Nas coquetes ruazinhas ocres desta pequena ilha do Mediterrâneo, todo mundo se recorda das primeiras chegadas, durante a temporada de calor de 2002. Até então, os malteses se limitavam a acompanhar as aventuras desses migrantes nos telejornais da noite, acreditando que eles só "atormentariam" as áreas costeiras espanholas. Então, eles começaram a desembarcar em Malta. No final do ano, havia quase 1.700 deles. Este número se tornou uma média anual. Um número irrisório se comparado com os 31.000 clandestinos que desembarcaram em 2006 nas Canárias (Espanha), e com os 20.000 que chegaram à Itália passando pela Sicília e Lampedusa.
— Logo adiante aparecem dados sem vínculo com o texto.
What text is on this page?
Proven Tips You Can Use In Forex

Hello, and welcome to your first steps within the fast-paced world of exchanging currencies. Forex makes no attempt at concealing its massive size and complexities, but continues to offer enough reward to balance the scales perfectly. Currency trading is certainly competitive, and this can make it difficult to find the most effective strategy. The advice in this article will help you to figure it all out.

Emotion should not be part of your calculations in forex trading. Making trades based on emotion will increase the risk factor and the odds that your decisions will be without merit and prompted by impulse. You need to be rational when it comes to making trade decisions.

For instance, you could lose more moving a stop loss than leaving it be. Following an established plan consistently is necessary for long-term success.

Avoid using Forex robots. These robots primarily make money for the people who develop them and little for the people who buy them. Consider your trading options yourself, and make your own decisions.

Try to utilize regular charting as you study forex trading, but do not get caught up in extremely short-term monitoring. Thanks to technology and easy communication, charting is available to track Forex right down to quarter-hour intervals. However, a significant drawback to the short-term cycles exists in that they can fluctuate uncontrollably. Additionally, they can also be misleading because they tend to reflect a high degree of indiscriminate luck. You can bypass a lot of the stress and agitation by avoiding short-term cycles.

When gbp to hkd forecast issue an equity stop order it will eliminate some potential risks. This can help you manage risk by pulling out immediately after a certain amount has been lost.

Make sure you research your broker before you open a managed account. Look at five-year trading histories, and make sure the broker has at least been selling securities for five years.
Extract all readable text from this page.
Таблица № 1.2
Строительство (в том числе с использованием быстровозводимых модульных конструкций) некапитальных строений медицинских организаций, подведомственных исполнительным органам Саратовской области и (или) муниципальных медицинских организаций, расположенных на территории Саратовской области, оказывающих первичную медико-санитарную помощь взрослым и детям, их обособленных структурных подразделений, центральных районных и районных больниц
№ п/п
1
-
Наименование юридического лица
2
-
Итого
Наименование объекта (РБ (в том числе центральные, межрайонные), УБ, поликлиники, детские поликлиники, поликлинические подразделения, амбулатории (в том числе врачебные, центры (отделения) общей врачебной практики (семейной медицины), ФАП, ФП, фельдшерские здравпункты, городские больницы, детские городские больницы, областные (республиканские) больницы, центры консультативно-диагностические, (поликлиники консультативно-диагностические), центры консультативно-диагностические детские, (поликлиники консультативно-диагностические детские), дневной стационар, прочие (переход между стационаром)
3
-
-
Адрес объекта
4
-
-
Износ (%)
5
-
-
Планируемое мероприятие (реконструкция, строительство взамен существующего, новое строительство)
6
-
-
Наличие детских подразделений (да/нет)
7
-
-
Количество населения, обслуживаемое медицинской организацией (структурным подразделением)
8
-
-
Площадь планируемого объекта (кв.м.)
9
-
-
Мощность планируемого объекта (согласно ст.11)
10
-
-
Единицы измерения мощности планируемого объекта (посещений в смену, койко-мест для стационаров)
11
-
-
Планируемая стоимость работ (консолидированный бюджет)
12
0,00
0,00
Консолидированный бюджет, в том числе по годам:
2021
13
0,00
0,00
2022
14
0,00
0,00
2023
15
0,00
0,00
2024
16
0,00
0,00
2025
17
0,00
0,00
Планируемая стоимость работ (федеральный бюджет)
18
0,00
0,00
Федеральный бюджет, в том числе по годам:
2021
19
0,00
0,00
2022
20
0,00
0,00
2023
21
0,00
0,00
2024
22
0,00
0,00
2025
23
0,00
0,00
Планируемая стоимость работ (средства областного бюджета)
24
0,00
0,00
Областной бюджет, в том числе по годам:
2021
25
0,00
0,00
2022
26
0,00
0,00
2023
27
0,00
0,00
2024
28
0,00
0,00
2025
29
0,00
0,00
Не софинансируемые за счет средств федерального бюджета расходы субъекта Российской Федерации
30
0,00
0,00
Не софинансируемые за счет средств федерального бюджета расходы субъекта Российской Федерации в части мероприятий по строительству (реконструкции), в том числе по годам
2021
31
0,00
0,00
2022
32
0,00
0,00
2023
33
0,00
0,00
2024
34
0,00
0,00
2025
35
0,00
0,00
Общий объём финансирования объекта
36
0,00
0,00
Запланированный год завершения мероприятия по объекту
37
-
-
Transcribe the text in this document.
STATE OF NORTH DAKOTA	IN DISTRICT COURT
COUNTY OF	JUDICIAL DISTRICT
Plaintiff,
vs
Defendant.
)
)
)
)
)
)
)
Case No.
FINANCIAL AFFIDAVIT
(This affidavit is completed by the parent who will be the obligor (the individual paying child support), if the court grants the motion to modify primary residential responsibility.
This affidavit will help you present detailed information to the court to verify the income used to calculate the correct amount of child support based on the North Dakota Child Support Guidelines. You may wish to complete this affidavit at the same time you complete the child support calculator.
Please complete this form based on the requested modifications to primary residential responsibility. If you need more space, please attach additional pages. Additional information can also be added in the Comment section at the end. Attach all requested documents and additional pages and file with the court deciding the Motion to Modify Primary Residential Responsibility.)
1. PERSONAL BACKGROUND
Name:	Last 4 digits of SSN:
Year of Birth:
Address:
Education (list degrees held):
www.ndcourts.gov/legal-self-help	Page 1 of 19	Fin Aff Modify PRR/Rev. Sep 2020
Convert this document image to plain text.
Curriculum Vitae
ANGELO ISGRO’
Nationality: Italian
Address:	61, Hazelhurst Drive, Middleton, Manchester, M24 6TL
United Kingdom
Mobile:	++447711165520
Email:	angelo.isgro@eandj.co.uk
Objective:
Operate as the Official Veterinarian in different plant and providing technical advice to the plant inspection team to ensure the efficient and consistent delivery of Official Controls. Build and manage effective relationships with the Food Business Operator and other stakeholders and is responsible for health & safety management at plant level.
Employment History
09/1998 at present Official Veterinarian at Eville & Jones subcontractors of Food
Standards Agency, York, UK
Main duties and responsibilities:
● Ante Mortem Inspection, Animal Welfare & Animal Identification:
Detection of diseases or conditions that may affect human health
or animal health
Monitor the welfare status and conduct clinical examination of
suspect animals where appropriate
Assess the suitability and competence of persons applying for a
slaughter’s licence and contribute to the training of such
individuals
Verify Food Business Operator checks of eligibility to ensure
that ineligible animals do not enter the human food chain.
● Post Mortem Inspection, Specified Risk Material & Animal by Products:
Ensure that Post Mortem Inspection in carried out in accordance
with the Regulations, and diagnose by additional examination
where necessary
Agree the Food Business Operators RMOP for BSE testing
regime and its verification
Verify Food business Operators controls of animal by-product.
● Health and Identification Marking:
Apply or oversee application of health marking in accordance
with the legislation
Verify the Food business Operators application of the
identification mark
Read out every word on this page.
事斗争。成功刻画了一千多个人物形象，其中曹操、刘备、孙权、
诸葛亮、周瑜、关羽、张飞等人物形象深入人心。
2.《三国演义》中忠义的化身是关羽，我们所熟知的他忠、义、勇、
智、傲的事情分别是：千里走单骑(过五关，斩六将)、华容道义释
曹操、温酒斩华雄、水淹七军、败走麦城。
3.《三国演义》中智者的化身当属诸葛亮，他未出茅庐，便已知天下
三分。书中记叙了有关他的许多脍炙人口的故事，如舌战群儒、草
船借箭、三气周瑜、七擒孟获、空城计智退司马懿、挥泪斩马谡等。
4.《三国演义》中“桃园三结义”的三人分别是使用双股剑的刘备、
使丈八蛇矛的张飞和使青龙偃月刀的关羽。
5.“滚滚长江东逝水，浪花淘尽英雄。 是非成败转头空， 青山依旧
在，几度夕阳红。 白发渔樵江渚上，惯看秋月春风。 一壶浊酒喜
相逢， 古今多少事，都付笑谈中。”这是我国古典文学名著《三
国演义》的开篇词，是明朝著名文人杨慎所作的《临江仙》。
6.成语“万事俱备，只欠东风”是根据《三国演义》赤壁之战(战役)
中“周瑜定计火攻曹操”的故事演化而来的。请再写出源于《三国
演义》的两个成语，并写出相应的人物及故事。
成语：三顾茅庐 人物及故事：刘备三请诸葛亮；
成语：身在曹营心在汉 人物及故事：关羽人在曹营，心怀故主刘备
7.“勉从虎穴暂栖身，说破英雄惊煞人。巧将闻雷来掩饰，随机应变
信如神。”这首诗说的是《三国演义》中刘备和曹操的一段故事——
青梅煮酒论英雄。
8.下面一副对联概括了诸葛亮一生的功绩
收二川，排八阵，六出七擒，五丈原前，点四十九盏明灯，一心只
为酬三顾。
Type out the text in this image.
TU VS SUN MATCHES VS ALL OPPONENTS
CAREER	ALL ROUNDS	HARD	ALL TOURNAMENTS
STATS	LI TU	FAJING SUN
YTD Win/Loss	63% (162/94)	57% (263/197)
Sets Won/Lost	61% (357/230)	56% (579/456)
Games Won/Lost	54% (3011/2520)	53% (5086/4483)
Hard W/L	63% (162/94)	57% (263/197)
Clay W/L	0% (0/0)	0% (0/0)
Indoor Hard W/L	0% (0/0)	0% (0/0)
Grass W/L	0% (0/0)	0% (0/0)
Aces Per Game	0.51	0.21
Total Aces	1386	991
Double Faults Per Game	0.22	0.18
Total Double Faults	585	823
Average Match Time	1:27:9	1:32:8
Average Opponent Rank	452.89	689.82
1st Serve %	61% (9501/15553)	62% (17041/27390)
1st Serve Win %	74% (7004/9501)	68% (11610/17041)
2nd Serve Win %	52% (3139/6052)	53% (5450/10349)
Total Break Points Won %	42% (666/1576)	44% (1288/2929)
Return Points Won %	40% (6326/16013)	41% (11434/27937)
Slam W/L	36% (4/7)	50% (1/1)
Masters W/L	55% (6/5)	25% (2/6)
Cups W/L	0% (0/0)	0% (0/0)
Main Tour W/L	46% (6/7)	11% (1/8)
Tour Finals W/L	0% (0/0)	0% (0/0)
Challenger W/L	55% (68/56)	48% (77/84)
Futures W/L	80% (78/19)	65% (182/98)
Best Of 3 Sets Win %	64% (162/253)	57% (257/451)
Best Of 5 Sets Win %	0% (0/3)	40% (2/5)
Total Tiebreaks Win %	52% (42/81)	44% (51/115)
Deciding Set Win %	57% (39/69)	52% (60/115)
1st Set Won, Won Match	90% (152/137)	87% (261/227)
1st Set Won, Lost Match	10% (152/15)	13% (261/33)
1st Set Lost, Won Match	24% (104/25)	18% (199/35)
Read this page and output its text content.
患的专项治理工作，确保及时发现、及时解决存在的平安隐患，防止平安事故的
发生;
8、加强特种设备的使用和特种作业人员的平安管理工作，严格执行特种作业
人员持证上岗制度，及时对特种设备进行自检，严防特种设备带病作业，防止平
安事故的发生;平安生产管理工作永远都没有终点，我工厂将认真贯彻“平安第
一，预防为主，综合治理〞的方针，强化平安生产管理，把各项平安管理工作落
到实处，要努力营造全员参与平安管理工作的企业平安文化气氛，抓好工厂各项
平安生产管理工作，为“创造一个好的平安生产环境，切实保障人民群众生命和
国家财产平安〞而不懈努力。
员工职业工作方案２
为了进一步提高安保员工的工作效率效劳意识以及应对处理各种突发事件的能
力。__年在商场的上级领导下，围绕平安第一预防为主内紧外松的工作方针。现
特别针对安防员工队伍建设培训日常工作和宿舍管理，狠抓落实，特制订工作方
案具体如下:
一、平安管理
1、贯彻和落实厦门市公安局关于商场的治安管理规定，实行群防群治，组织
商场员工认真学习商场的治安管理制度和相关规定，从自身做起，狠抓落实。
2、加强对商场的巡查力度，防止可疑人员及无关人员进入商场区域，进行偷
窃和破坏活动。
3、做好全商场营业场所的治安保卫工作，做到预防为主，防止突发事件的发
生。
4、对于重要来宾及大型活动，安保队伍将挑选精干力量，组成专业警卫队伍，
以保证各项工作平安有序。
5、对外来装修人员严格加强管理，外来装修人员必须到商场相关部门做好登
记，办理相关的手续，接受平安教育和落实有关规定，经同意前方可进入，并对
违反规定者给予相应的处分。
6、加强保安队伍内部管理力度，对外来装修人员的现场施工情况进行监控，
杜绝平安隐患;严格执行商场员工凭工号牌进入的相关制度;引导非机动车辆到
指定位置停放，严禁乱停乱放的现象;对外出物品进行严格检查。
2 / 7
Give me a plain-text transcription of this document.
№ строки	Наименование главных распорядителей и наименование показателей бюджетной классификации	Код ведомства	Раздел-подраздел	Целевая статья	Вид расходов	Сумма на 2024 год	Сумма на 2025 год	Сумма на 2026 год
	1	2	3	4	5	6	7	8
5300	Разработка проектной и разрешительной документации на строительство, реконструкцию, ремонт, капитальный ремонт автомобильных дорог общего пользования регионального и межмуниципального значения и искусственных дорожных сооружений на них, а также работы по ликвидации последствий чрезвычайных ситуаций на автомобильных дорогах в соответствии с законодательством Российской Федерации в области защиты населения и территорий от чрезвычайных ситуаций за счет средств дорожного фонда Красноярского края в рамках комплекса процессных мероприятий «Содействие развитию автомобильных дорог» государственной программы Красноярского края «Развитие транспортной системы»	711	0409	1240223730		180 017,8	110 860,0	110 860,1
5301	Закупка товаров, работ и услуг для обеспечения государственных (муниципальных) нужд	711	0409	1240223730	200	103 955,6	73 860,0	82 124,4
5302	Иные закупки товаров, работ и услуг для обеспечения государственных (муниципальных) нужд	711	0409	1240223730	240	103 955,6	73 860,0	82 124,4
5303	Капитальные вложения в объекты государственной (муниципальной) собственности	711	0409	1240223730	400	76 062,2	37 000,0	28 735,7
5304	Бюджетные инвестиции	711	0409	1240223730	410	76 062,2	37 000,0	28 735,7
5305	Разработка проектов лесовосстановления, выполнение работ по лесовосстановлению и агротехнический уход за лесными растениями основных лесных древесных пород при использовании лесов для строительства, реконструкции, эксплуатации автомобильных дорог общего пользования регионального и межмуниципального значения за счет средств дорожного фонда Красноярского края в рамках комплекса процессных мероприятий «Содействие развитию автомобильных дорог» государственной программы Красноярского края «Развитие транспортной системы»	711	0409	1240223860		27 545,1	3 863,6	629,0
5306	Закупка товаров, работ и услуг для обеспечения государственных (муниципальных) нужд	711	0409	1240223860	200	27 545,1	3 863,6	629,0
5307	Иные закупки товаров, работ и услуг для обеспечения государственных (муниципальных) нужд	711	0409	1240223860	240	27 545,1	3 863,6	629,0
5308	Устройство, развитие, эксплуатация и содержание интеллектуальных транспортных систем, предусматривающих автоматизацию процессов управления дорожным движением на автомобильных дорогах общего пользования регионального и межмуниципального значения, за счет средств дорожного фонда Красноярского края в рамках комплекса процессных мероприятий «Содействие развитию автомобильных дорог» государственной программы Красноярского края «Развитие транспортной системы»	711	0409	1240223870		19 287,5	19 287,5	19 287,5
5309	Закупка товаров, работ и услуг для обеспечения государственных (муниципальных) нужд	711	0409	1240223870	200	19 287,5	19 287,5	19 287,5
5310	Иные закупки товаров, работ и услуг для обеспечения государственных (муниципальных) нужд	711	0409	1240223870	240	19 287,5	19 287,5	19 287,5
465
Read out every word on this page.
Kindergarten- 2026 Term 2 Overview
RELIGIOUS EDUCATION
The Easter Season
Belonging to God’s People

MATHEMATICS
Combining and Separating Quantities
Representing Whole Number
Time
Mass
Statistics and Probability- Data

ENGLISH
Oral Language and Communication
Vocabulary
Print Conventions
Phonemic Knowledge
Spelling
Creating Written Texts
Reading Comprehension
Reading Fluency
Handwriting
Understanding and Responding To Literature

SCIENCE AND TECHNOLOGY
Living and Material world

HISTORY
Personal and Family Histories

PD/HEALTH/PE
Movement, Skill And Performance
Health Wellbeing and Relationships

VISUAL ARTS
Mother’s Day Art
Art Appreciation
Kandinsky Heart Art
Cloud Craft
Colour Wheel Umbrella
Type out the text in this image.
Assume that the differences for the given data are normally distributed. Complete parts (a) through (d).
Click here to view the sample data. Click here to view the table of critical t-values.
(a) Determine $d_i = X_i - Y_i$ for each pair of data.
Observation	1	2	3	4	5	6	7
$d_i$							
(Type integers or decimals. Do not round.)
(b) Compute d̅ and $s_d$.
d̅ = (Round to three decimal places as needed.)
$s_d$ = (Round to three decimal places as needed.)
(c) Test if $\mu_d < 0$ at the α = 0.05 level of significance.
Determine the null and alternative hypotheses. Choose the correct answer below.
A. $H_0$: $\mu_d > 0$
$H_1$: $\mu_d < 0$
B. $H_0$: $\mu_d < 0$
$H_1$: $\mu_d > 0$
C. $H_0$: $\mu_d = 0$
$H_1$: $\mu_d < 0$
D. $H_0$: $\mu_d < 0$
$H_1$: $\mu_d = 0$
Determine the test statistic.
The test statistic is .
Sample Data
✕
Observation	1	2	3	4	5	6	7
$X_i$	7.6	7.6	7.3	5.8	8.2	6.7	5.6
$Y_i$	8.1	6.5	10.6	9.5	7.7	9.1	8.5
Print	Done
Numa ilha como Malta, que não conta mais do que 400.000 habitantes, a segunda maior densidade de população no mundo, o fluxo é difícil de gerir.

As autoridades estipularam uma proporção: "É como se 150 imigrantes chegassem de uma vez à Itália, ou 200 à Espanha", comenta, alarmado, Tonio Borg, o ministro da justiça e das questões interiores. Para fazer frente à "invasão", o número dos policiais foi multiplicado por três. Todo ano, o exército obtém a quase-duplicação do seu orçamento de funcionamento. Para o governo maltês, apesar das ajudas que a ilha recebe da União Européia, o custo da gestão desta imigração representa 1% do PIB – produto interno bruto.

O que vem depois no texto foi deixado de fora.